To begin, this show has been bashed by so many animation fans simply because of the new character designs by one of my favorite modern artists, Jessica Borutski. (And it's not even out yet!) I liked her two shorts, I Like Pandas and The Good Bunny With the Bad Teeth. That constellations idea she had for a show was really cool too. Overall, her art is very pleasant to look at and she definatly has developed a style of her own.
However, back last year, she was bashed for her designs on a new Looney Tunes show. If you haven't seen it, here they are:
That's just Bugs and Daffy. So why are people bashing Miss Borutski, you ask? Well first of all, some animation fans, like me, grew up with these characters and really don't want to see their appearances changed on this kind of level. If you noticed, the characters are more angular than before and they have extremely simplified shapes so that they can be animated easier on a flash program like ToonBoom or whatever it's called. A lot of animation fans really hate this kind of thing and prefer the lush style of traditional animation. I know I refer the old way over flash.

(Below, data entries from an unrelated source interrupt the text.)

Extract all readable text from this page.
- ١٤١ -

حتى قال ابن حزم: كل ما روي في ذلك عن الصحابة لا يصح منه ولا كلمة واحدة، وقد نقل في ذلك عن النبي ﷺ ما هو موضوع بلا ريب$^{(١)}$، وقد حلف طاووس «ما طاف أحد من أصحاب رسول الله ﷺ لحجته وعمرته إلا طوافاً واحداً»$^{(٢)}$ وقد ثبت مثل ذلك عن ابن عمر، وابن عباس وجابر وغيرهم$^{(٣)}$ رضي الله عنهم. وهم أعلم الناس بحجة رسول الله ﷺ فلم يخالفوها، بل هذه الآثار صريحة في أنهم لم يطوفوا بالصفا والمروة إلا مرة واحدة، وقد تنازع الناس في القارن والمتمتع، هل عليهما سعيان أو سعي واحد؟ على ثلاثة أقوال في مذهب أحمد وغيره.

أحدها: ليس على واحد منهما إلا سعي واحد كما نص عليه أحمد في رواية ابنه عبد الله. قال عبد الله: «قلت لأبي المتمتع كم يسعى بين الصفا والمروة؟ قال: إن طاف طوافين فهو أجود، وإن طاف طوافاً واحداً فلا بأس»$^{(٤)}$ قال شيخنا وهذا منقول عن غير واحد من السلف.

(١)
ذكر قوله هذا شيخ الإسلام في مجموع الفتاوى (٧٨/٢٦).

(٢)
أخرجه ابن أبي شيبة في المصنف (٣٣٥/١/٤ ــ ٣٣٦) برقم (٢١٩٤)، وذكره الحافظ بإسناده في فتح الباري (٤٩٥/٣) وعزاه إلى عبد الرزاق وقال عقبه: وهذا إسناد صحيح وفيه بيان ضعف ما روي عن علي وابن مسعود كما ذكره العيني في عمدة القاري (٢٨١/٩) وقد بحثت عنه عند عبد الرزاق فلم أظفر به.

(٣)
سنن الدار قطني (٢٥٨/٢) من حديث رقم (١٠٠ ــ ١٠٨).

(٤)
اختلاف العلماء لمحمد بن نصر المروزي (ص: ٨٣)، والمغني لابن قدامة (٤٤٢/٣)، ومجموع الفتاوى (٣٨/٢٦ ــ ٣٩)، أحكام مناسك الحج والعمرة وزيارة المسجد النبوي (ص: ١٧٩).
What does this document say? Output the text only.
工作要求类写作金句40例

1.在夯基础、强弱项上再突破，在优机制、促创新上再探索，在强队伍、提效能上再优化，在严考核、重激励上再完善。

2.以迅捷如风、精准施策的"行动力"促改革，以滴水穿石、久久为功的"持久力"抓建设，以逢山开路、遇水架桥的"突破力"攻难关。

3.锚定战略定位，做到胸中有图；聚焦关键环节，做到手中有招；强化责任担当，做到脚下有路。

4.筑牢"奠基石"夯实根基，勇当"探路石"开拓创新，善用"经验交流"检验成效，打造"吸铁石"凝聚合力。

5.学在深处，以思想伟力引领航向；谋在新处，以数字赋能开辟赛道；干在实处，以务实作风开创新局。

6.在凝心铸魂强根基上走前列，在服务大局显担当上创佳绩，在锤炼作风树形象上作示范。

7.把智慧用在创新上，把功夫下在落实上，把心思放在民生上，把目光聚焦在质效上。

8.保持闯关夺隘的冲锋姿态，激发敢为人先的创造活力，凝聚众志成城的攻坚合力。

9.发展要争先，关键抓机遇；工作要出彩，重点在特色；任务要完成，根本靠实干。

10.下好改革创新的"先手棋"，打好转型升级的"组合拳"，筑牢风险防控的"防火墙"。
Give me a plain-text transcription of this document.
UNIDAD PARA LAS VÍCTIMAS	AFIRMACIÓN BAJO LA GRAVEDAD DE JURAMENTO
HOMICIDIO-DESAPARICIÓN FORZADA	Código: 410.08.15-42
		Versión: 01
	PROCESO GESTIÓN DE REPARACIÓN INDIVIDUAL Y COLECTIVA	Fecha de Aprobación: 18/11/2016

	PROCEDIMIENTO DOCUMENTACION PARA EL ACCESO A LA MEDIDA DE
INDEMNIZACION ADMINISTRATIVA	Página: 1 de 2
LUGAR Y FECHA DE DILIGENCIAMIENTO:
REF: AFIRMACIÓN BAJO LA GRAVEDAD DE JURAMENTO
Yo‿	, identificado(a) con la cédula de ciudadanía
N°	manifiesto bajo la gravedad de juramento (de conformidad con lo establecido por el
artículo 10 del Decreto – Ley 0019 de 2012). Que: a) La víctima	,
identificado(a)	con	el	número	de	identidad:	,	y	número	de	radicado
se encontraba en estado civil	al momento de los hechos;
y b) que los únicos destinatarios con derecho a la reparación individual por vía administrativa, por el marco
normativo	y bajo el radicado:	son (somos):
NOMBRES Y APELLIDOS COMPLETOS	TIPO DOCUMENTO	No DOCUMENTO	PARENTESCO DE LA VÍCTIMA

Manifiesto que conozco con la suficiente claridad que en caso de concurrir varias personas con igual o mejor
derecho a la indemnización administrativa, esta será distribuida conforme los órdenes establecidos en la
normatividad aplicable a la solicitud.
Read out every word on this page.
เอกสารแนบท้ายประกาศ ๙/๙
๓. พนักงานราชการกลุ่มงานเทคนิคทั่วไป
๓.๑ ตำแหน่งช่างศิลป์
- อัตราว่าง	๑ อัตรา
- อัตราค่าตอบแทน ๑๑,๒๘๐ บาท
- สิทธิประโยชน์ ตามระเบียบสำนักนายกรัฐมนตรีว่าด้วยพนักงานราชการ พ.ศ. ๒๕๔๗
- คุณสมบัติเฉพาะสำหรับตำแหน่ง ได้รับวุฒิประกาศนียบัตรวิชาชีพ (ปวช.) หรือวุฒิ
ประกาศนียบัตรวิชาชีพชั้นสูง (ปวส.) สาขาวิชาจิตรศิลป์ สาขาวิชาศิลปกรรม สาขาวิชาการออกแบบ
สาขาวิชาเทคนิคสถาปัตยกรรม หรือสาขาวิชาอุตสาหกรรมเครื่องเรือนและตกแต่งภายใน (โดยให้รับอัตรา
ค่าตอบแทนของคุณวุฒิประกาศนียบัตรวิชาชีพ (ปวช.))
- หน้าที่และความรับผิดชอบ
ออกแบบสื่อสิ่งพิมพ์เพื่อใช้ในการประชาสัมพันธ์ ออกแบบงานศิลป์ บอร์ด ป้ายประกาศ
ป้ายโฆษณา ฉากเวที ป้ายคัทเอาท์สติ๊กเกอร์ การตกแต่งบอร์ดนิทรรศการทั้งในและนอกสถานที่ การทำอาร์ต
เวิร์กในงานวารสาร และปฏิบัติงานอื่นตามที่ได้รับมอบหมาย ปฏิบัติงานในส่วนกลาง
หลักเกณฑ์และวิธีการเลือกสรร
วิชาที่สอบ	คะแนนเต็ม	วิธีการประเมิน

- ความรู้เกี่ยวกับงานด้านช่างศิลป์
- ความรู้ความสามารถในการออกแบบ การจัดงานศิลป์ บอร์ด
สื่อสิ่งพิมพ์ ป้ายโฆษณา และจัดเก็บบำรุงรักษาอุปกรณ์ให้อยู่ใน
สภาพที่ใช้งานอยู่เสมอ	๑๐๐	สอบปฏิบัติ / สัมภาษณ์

Even the plot of the show got people fired up in a bad way. Well, instead of being their usual, slapstick selves, we get to see what life is like for Bugs, Daffy, and the other Looney Tunes outside of the Warner Bros lot. We see the rabbit and duck (both voiced by Jeff Burgman for the first time in 10 years) living together in a house. Trust me, they didn't want to see them looking like this:

Now now it comes to this: what do I think of them?

Well, they are appealing in their own right. I'm not too angry about the radical change of appearances. Even 70 years ago, the great directors and artists of Termite Terrace had changed these characters slightly to fit their own styles. Jones, Avery, Clampett, McKimson, Freling, Davis, Tashlin, and all the other animation directors had their own way of designing these characters and modeling their personalities to their own desire. Even I do it! (I think I'll try this again in a while in color too.) For instance, I give Bugs' ears black tips, a feature not seen since Elmer's Candid Camera in 1940. Say what you want, I think they look kind of cool.

I actually like some of these designs myself. While Bug's new look mis growing on me, I really enjoy the way Daffy, Pepe, Marvin, The Gossamer, Yosemite Sam, Foghorn, Sylvester, and Petunia Pig. (kudos on Borutski for reintroducing a character not seen since 1937) I think my favorite overall is Sylvester's look. It kind of reminds me of McKimson's look for the cat: a big nose with short legs.
I accept the fact that these are Borutski's own versions of theses classic characters and as true admirers of animation, we should try to look at the positives. After all, she's doing something that not a lot of new artists get the chance to do: reintroduce these classic characters to a new generation with new concepts and ideas. I think it's only fair that we should at least honor Borutski for her efforts and goals for this show. If you have kids, then I would expose them to both this new show and the classics that are beautifully restored on the boxed DVD sets. If they like one over the other, that's fine.

As for the show's writing quality, well... look for yourself:



I wasn't impressed by the first clip, but I thought that the second was a little better. (I just noticed Mac and Tosh made a cameo)

I think I'm going to wait until February when this show comes out and take a look for myself. To be honest, it looks better than some of the other attempts of reintroducing the Looney Tunes or classic cartoon characters in general. (Remember Loonatics?.... I thought not. And don't make me mention that godawful Yogi Bear movie!) Keep in mind that this is going to be completely different from the classics of the golden age because humor has changed over the years.

For now, I'm keeping my optimistic perspective for this new show and hope it turns out better than people claim it is. My only hope that after this Borutski can have a shot of doing more of her own original ideas for TV. So rest your sphincters, gentlemen.

Phew! Glad I got that off of my chest!

Oh, and Happy New Year to you readers.